When the time for my comprehensive exams (two days of written exams and one day of oral) arrived, Dr. Stark had me visualize relaxing, having confidence and sleeping well the night before my exams began, then visualizing myself having a good breakfast, carrying my portable typewriter (yes, this was 1980!) into the examination room, and again telling myself that “I would remember everything I needed to remember” and responding to the written questions calmly and confidently. Prior to the oral exams, I again put myself into the relaxed state and visualized myself eloquently and authoritatively responding to the verbal questions from my doctoral committee. And yes, my newly acquired skills served me well for I was invited back into the examination room after my orals and was greeted by my chairman, Dr.

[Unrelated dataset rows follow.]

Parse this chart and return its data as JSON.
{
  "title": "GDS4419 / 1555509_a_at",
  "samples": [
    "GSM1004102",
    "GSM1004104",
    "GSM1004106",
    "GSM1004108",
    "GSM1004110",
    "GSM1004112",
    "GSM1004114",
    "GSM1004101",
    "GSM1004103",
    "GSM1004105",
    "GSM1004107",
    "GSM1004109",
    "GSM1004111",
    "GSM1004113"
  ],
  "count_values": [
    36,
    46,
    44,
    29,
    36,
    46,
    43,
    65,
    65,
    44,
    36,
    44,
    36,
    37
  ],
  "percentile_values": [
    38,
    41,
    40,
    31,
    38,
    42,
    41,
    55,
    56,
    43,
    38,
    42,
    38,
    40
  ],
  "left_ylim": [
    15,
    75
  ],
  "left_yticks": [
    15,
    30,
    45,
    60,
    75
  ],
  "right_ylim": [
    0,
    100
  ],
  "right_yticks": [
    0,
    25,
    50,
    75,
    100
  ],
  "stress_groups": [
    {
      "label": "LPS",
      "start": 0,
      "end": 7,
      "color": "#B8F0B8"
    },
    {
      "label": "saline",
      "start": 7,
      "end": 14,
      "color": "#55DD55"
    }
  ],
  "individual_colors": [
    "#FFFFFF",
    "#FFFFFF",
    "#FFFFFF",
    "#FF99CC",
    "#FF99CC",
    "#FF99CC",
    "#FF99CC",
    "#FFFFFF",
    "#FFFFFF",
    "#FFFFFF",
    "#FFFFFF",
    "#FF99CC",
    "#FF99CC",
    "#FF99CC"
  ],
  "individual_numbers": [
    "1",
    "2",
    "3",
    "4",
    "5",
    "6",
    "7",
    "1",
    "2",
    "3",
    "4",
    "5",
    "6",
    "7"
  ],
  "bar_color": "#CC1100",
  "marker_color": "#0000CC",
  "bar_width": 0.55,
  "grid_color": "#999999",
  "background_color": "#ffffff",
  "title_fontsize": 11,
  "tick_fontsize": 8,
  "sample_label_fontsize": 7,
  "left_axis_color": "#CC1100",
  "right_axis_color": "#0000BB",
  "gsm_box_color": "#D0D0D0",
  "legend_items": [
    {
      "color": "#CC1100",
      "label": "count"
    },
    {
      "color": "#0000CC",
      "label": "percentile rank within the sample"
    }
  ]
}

Harold Hunnicutt with, “Congratulations Doctor Friedly….”

Since that time over 30 years ago in Arizona, I have largely neglected my self-hypnotism skills. However, from time to time I have attempted to revive them to help me sleep more soundly or to handle professional stressors like job interviews or school board meetings, or to help me through some other kind of personal or professional crisis. Since my memories of tubing on the Salt River have faded I have since substituted another vision of relaxation, older but much more prominent – a vivid summer childhood memory of sitting in a special seat I had constructed with baling twine high in a maple tree, above and removed from the noise and confusion of my family, supplied with a book and a sack of tomato sandwiches, feeling and listening to a warm breeze rustling the maple leaves. And for the times I have attempted to revive and apply this skill over the last several decades, visualizing and feeling this time in my childhood has worked very well.

So although they now lie dormant for the most part, learning these powerful skills, using them to stop smoking and later to successfully improve my study habits, get through my exams successfully, and occasionally deal with other needs, remains a very significant and meaningful part of my life. When thinking back on self-hypnotism and what it did for me, I am compelled to consider the power of the mind in other of its expansive and transformative manifestations as well, which surely would include meditation, yoga, Zen, religious conversion and prayer. I am thankful that my experience with self hypnotism gave me some firsthand insight into the incredible power of the mind.